AdGuard DNS reaches version 2.21 with two distinct features: a fresh security function and a redesigned interface for those analyzing DNS traffic in detail.
Blocking lookalike domains masquerading as typos

Typosquatting is a technique as widespread as it is underestimated. Criminals register domains nearly identical to popular ones, betting on the fact that anyone might type gooogle.com instead of google.com, or miss a letter. Behind those addresses sit phishing pages, malware, or deceptive advertising more often than not.
With this version, AdGuard DNS spots and blocks these domains at the DNS resolution level, before your device even attempts a connection. The system analyzes recurring patterns like swapped letters, additions, or omissions, and blocks the request upfront.
Enable the protection from the dashboard: Servers, then Security, then the Typosquatting protection checkbox. Since the mechanism relies on similarity to known domains, it may occasionally flag legitimate addresses that resemble popular sites. If that happens, simply disable the feature or add an exception in your server’s user rules.

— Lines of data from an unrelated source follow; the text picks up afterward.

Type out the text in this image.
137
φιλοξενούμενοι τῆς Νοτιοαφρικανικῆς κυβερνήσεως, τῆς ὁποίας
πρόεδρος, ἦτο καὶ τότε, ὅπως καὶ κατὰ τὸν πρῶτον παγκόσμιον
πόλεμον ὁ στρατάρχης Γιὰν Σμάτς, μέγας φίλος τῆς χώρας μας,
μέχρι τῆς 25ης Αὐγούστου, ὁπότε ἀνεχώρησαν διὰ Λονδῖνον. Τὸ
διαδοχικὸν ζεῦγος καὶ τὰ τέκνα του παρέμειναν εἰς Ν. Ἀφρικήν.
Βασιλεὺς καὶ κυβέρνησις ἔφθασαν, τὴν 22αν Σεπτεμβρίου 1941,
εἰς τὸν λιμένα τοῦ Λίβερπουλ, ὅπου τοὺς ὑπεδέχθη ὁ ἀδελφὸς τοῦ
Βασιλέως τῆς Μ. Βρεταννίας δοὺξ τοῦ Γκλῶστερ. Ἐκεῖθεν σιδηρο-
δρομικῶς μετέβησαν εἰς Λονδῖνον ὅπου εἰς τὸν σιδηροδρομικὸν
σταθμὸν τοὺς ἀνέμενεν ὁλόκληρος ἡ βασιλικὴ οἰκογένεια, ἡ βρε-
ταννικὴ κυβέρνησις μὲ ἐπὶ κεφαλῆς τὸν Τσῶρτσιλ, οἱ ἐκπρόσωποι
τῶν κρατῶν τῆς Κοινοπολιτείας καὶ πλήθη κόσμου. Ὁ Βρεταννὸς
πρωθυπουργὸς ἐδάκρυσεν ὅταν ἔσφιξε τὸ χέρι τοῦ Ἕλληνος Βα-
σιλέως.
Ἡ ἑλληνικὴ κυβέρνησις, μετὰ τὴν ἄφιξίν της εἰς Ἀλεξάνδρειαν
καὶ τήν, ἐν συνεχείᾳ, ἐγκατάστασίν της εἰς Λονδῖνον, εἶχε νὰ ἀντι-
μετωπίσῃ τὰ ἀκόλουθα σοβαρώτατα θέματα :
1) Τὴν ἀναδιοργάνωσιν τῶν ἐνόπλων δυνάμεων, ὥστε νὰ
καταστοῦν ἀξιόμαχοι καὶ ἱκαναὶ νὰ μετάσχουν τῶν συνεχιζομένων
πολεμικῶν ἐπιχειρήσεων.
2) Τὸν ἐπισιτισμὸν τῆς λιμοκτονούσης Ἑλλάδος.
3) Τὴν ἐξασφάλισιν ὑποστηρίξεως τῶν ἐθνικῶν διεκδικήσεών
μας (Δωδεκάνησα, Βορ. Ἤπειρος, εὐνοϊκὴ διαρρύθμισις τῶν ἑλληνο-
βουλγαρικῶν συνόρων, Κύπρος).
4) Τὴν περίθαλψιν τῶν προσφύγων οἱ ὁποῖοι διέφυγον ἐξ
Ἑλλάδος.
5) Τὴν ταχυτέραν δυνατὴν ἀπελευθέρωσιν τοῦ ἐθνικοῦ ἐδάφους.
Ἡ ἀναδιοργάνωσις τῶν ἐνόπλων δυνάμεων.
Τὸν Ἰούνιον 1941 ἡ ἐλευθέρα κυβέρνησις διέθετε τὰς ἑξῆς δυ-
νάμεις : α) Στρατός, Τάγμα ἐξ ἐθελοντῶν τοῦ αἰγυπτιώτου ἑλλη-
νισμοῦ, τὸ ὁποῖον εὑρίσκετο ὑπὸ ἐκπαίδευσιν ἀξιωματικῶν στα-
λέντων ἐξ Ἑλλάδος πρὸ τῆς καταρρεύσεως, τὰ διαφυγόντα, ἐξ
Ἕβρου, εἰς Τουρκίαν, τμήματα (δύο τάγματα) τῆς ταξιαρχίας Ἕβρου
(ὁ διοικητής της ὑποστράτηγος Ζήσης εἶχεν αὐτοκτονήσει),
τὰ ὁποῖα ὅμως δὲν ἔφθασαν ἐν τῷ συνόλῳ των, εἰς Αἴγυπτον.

Query log becomes more navigable

The query log, the tool showing every domain your devices have attempted to reach, gets a substantial overhaul in this release.
Traditional pagination is gone: entries load automatically as you scroll down. When exploring older requests, new incoming events no longer shift your position in the list, a quirk that made real-time analysis tedious. The auto-refresh interval is now customizable.
The most useful addition for those using the log for diagnostics is precise time filtering. Instead of just the presets available before (last hour, last 24 hours, last month), you can now set a range with exact start and end dates and times.